CNB does not provide this Court with any legal authority or specification for these propositions other than generalized assertions. CNB points to no statute or regulation but rather relies on cases which evince only a generalized concern with limiting damage awards and against punitive or unreasonable damages awards. Finally, an arbitration award of liquidated damages does not implicate a public policy requiring mitigation of damages. See Francis T. Zappone Co. v. Plymouth Commons Realty Corp., judicial district of Hartford at Hartford, Docket Nos. 820681 and 816568, (Jan. 22, 2004, Sheldon, J.) (finding doctrine of mitigation of damages does not apply when contract contains valid liquidated damages provision) citing Camp v. Cohn, 151 Conn. 623, 626 (1964) (rejecting argument that contractee seeking liquidated damages pursuant to contract was required to mitigate damages).
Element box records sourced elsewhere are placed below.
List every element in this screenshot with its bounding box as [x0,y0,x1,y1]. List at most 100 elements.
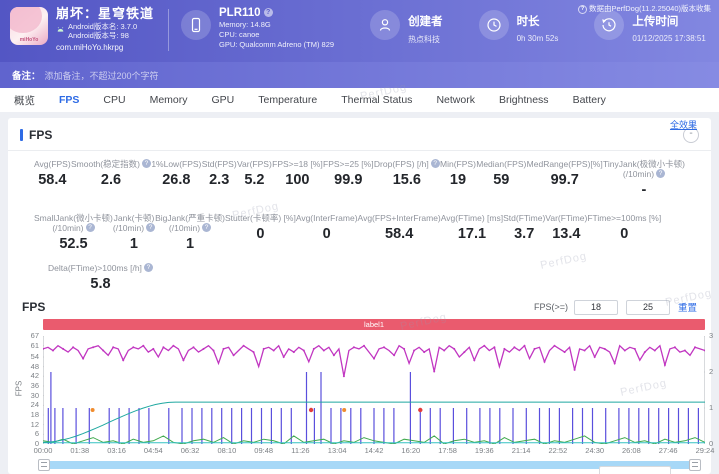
upload-time-label: 上传时间 [632,13,705,29]
tab-gpu[interactable]: GPU [200,94,247,106]
header-divider [168,9,169,51]
device-memory: Memory: 14.8G [219,20,334,30]
stat-label: Std(FPS) [202,159,237,169]
stat-cell: Median(FPS)59 [476,159,526,199]
x-tick: 29:24 [696,446,715,455]
note-bar[interactable]: 备注： 添加备注，不超过200个字符 [0,62,719,88]
creator-value: 热点科技 [408,34,443,45]
stat-label: Smooth(稳定指数)? [71,159,151,169]
stat-cell: BigJank(严重卡顿)(/10min)?1 [155,213,225,253]
tab-network[interactable]: Network [424,94,487,106]
stat-value: 13.4 [545,226,587,243]
stat-cell: Drop(FPS) [/h]?15.6 [374,159,440,199]
stat-label: MedRange(FPS)[%] [527,159,603,169]
upload-time-value: 01/12/2025 17:38:51 [632,34,705,43]
y-tick: 12 [17,421,39,429]
stat-label: 1%Low(FPS) [151,159,201,169]
tab-battery[interactable]: Battery [561,94,618,106]
stat-value: 2.6 [71,172,151,189]
duration-label: 时长 [517,13,559,29]
note-label: 备注： [12,68,41,82]
info-icon[interactable]: ? [144,263,153,272]
info-icon[interactable]: ? [656,169,665,178]
x-tick: 04:54 [144,446,163,455]
x-tick: 06:32 [181,446,200,455]
tab-brightness[interactable]: Brightness [487,94,561,106]
stat-label: SmallJank(微小卡顿) [34,213,113,223]
history-clock-icon [594,10,624,40]
tab-fps[interactable]: FPS [47,94,91,106]
stat-value: 59 [476,172,526,189]
stat-cell: Avg(FTime) [ms]17.1 [441,213,503,253]
y-tick: 61 [17,342,39,350]
stat-value: 2.3 [202,172,237,189]
x-tick: 00:00 [34,446,53,455]
stat-value: 0 [225,226,296,243]
perfdog-report-page: miHoYo 崩坏：星穹铁道 Android版本名: 3.7.0 Android… [0,0,719,474]
cutoff-box [599,466,671,474]
zoom-handle-left[interactable] [38,459,50,471]
device-info-icon[interactable]: ? [264,8,273,17]
stat-label: Min(FPS) [440,159,476,169]
stat-value: 5.2 [237,172,272,189]
stat-value: 52.5 [34,236,113,253]
zoom-track[interactable] [44,461,693,469]
x-tick: 13:04 [328,446,347,455]
stat-cell: 1%Low(FPS)26.8 [151,159,201,199]
fps-panel: FPS - Avg(FPS)58.4Smooth(稳定指数)?2.61%Low(… [8,118,711,474]
app-meta: 崩坏：星穹铁道 Android版本名: 3.7.0 Android版本号: 98… [56,7,154,52]
y-tick: 67 [17,332,39,340]
stat-label: Jank(卡顿) [113,213,155,223]
stat-cell: Min(FPS)19 [440,159,476,199]
stats-row-2: SmallJank(微小卡顿)(/10min)?52.5Jank(卡顿)(/10… [8,199,711,253]
stat-cell: Var(FTime)13.4 [545,213,587,253]
x-tick: 17:58 [438,446,457,455]
tab-cpu[interactable]: CPU [91,94,137,106]
stat-sublabel: (/10min)? [34,223,113,233]
fps-threshold-input-2[interactable] [626,300,670,315]
stat-cell: Avg(FPS)58.4 [34,159,71,199]
info-icon[interactable]: ? [142,159,151,168]
tab-memory[interactable]: Memory [138,94,200,106]
x-tick: 03:16 [107,446,126,455]
tab-概览[interactable]: 概览 [2,93,47,108]
chart-label-banner: label1 [43,319,705,330]
info-icon[interactable]: ? [202,223,211,232]
creator-block: 创建者 热点科技 [370,7,443,45]
tab-temperature[interactable]: Temperature [246,94,329,106]
duration-value: 0h 30m 52s [517,34,559,43]
y-tick: 54 [17,353,39,361]
x-tick: 22:52 [549,446,568,455]
creator-label: 创建者 [408,13,443,29]
chart-section-title: FPS [22,300,45,314]
stat-value: 5.8 [48,276,153,293]
tab-thermal-status[interactable]: Thermal Status [329,94,424,106]
stats-row-1: Avg(FPS)58.4Smooth(稳定指数)? 2.61%Low(FPS)26… [8,151,711,199]
device-cpu: CPU: canoe [219,30,334,40]
all-effect-link[interactable]: 全效果 [670,118,697,470]
info-icon[interactable]: ? [86,223,95,232]
header-bar: miHoYo 崩坏：星穹铁道 Android版本名: 3.7.0 Android… [0,0,719,62]
stat-value: 58.4 [358,226,441,243]
title-accent-bar [20,129,23,141]
y-tick: 48 [17,363,39,371]
stat-cell: Jank(卡顿)(/10min)?1 [113,213,155,253]
x-tick: 09:48 [254,446,273,455]
fps-chart-canvas[interactable] [43,336,705,444]
phone-icon [181,10,211,40]
stat-label: Avg(FPS+InterFrame) [358,213,441,223]
stat-sublabel: (/10min)? [113,223,155,233]
content-area: FPS - Avg(FPS)58.4Smooth(稳定指数)?2.61%Low(… [0,112,719,474]
fps-threshold-label: FPS(>=) [534,302,568,312]
stat-label: FPS>=18 [%] [272,159,323,169]
stat-cell: Std(FTime)3.7 [503,213,545,253]
y-tick: 6 [17,430,39,438]
fps-chart[interactable]: FPS Jank 67615448423630241812603210 [43,336,705,444]
stat-cell: FPS>=18 [%]100 [272,159,323,199]
info-icon[interactable]: ? [431,159,440,168]
stat-cell: Smooth(稳定指数)? 2.6 [71,159,151,199]
x-tick: 01:38 [70,446,89,455]
stat-cell: Delta(FTime)>100ms [/h]?5.8 [48,263,153,293]
fps-threshold-input-1[interactable] [574,300,618,315]
info-icon[interactable]: ? [146,223,155,232]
Moreover, CNB's public policy claims concerning reasonableness of damages, penalties and usury are a back door attempt to re-litigate the factual findings of the arbitrator regarding the conditions necessary to enforcement of a liquidated damages clause generally and to the liquidated damages clause in this case, to wit that 1) the damage which was to be expected as a result of the breach of the contract was uncertain in amount or difficult to prove; (2) there was an intent on the part of the parties to liquidate damages in advance; and (3) the amount stipulated was reasonable in the sense that it was not greatly disproportionate to the amount of the damage, which as the parties looked forward, seemed to be the presumable loss which would be sustained by the contractee in the event of a breach of the contract (Emphasis supplied). Norwalk Door Closer Co v. Eagle Lock and Screw Company, supra 153 Conn. 686. Our Supreme Court has recognized the principle that there are circumstances that justify private agreements to supplant judicially determined remedies for breach of contract. See Vines v. Orchard Hills, Inc., 181 Conn. 501, 511 (1980).
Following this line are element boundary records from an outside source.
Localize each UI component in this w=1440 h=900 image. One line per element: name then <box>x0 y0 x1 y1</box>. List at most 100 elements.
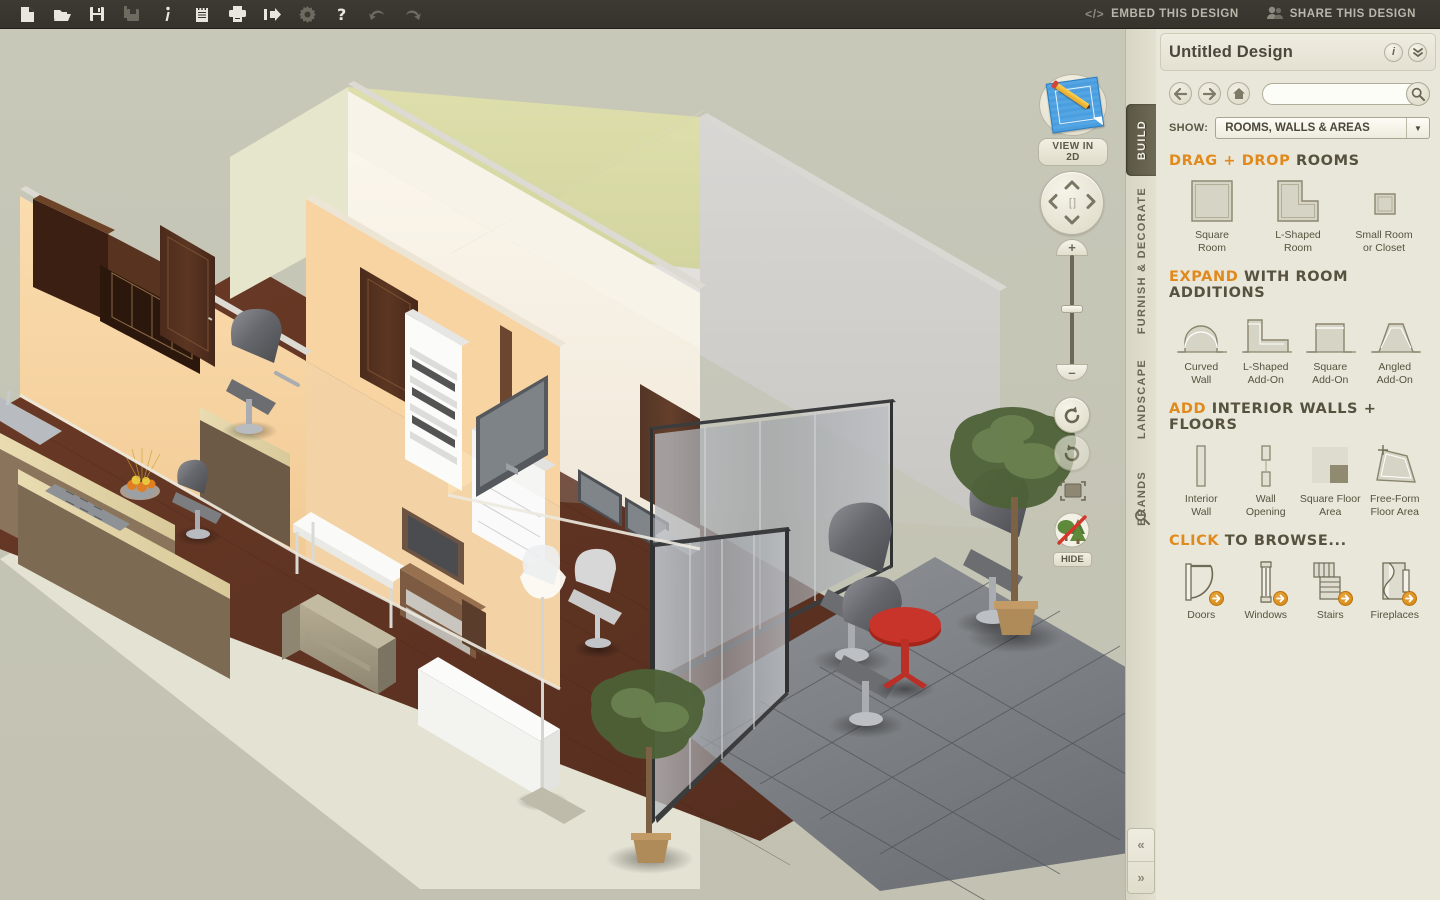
rail-tab-landscape[interactable]: LANDSCAPE <box>1126 344 1157 454</box>
embed-design-button[interactable]: </> EMBED THIS DESIGN <box>1071 0 1253 29</box>
nav-home-button[interactable] <box>1227 82 1250 105</box>
item-l-shaped-addon[interactable]: L-Shaped Add-On <box>1234 310 1299 387</box>
rail-tab-build[interactable]: BUILD <box>1126 104 1157 176</box>
nav-forward-button[interactable] <box>1198 82 1221 105</box>
stairs-browse-badge[interactable] <box>1337 591 1353 606</box>
notes-icon[interactable] <box>185 1 219 28</box>
zoom-slider-control[interactable]: + – <box>1056 239 1088 381</box>
pan-center-button[interactable]: [ ] <box>1069 197 1076 209</box>
fireplaces-browse-badge[interactable] <box>1402 591 1417 606</box>
zoom-out-button[interactable]: – <box>1056 364 1088 381</box>
section-click-to-browse: CLICK TO BROWSE... Doors Windows Stairs … <box>1156 519 1440 622</box>
open-folder-icon[interactable] <box>45 1 79 28</box>
doors-icon[interactable] <box>1169 558 1234 606</box>
share-design-button[interactable]: SHARE THIS DESIGN <box>1253 0 1430 29</box>
square-room-icon[interactable] <box>1169 178 1255 224</box>
section-header-additions: EXPAND WITH ROOM ADDITIONS <box>1169 269 1349 301</box>
item-label-interior-wall: Interior Wall <box>1184 493 1218 518</box>
square-addon-icon[interactable] <box>1298 310 1363 356</box>
panel-info-button[interactable]: i <box>1384 42 1403 62</box>
pan-up-button[interactable] <box>1064 178 1080 193</box>
settings-gear-icon[interactable] <box>290 1 324 28</box>
hide-trees-toggle[interactable]: HIDE <box>1053 511 1092 567</box>
pan-dpad-control[interactable]: [ ] <box>1040 171 1104 235</box>
info-icon[interactable] <box>150 1 184 28</box>
item-interior-wall[interactable]: Interior Wall <box>1169 442 1234 519</box>
rail-tab-furnish-decorate[interactable]: FURNISH & DECORATE <box>1126 181 1157 341</box>
hide-label[interactable]: HIDE <box>1053 552 1092 567</box>
zoom-in-button[interactable]: + <box>1056 239 1088 256</box>
item-doors[interactable]: Doors <box>1169 558 1234 622</box>
item-free-form-floor-area[interactable]: Free-Form Floor Area <box>1363 442 1428 519</box>
item-l-shaped-room[interactable]: L-Shaped Room <box>1255 178 1341 255</box>
panel-header: Untitled Design i <box>1160 33 1436 71</box>
hide-trees-icon[interactable] <box>1053 511 1091 549</box>
section-header-browse: CLICK TO BROWSE... <box>1169 533 1347 549</box>
section-header-interior: ADD INTERIOR WALLS + FLOORS <box>1169 401 1377 433</box>
section-interior-walls-floors: ADD INTERIOR WALLS + FLOORS Interior Wall… <box>1156 387 1440 519</box>
item-square-addon[interactable]: Square Add-On <box>1298 310 1363 387</box>
wall-opening-icon[interactable] <box>1234 442 1299 488</box>
doors-browse-badge[interactable] <box>1208 591 1224 606</box>
collapse-prev-button[interactable]: « <box>1128 829 1154 862</box>
free-form-floor-area-icon[interactable] <box>1363 442 1428 488</box>
view-in-2d-label[interactable]: VIEW IN 2D <box>1038 138 1108 166</box>
item-label-stairs: Stairs <box>1316 609 1344 621</box>
share-people-icon <box>1266 6 1283 23</box>
collapse-next-button[interactable]: » <box>1128 862 1154 894</box>
angled-addon-icon[interactable] <box>1363 310 1428 356</box>
l-shaped-room-icon[interactable] <box>1255 178 1341 224</box>
stairs-icon[interactable] <box>1298 558 1363 606</box>
windows-icon[interactable] <box>1234 558 1299 606</box>
pan-down-button[interactable] <box>1064 213 1080 228</box>
save-icon[interactable] <box>80 1 114 28</box>
item-angled-addon[interactable]: Angled Add-On <box>1363 310 1428 387</box>
blueprint-2d-icon[interactable] <box>1039 74 1107 136</box>
item-fireplaces[interactable]: Fireplaces <box>1363 558 1428 622</box>
windows-browse-badge[interactable] <box>1273 591 1288 606</box>
l-shaped-addon-icon[interactable] <box>1234 310 1299 356</box>
fit-to-screen-button[interactable] <box>1058 479 1088 503</box>
item-label-curved-wall: Curved Wall <box>1184 361 1219 386</box>
share-design-label: SHARE THIS DESIGN <box>1289 8 1416 20</box>
redo-icon[interactable] <box>395 1 429 28</box>
item-curved-wall[interactable]: Curved Wall <box>1169 310 1234 387</box>
new-document-icon[interactable] <box>10 1 44 28</box>
pan-left-button[interactable] <box>1048 194 1058 213</box>
chevron-down-icon[interactable]: ▼ <box>1406 118 1429 138</box>
panel-collapse-button[interactable] <box>1408 42 1427 62</box>
square-floor-area-icon[interactable] <box>1298 442 1363 488</box>
item-label-l-shaped-room: L-Shaped Room <box>1275 229 1321 254</box>
item-square-room[interactable]: Square Room <box>1169 178 1255 255</box>
rotate-left-button[interactable] <box>1054 397 1090 433</box>
design-canvas-3d[interactable]: VIEW IN 2D [ ] + – HIDE <box>0 29 1155 900</box>
view-in-2d-control[interactable]: VIEW IN 2D <box>1038 74 1108 166</box>
export-icon[interactable] <box>255 1 289 28</box>
show-filter-select[interactable]: ROOMS, WALLS & AREAS ▼ <box>1215 117 1430 139</box>
panel-search-input[interactable] <box>1262 82 1430 105</box>
isometric-floorplan-scene <box>0 29 1155 900</box>
fireplaces-icon[interactable] <box>1363 558 1428 606</box>
item-stairs[interactable]: Stairs <box>1298 558 1363 622</box>
panel-search-wrap <box>1262 81 1430 106</box>
rotate-right-button[interactable] <box>1054 435 1090 471</box>
small-room-icon[interactable] <box>1341 178 1427 224</box>
curved-wall-icon[interactable] <box>1169 310 1234 356</box>
zoom-handle[interactable] <box>1061 305 1083 313</box>
design-title: Untitled Design <box>1169 42 1294 61</box>
save-as-icon[interactable] <box>115 1 149 28</box>
rail-search-icon[interactable] <box>1126 509 1157 525</box>
panel-search-button[interactable] <box>1406 81 1430 106</box>
help-icon[interactable]: ? <box>325 1 359 28</box>
print-icon[interactable] <box>220 1 254 28</box>
item-square-floor-area[interactable]: Square Floor Area <box>1298 442 1363 519</box>
interior-wall-icon[interactable] <box>1169 442 1234 488</box>
show-filter-row: SHOW: ROOMS, WALLS & AREAS ▼ <box>1156 105 1440 139</box>
rail-tab-brands[interactable]: BRANDS <box>1126 457 1157 539</box>
nav-back-button[interactable] <box>1169 82 1192 105</box>
pan-right-button[interactable] <box>1086 194 1096 213</box>
undo-icon[interactable] <box>360 1 394 28</box>
item-windows[interactable]: Windows <box>1234 558 1299 622</box>
item-small-room[interactable]: Small Room or Closet <box>1341 178 1427 255</box>
item-wall-opening[interactable]: Wall Opening <box>1234 442 1299 519</box>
The parties' submission to the arbitrator required him to decide whether the complicated damages clause contained in the contract between the parties was a penalty or a valid liquidated damages clause. The arbitrator awarded liquidated damages to DAI, thereby implicitly finding the damages clause was reasonable and neither a penalty nor usurious. "When a challenge to an arbitrator's authority is made on public policy grounds, . . . the court is not concerned with the correctness of the arbitrator's decision but with the lawfulness of enforcing the award." Groton v. United Steelworkers of America, 254 Conn. 35, 45(2000).
CNB failed to satisfy the first requirement for vacating an arbitration award on public policy grounds by demonstrating a well-defined and dominant public policy that would justify setting aside a private, consensual arbitration award on the basis of the stringent and narrow confines of the public policy exception. See MedValUSA Health Programs, Inc. v. Member Works, Inc., supra, 273 Conn. 656.
The application of CNB to vacate the arbitration award is denied.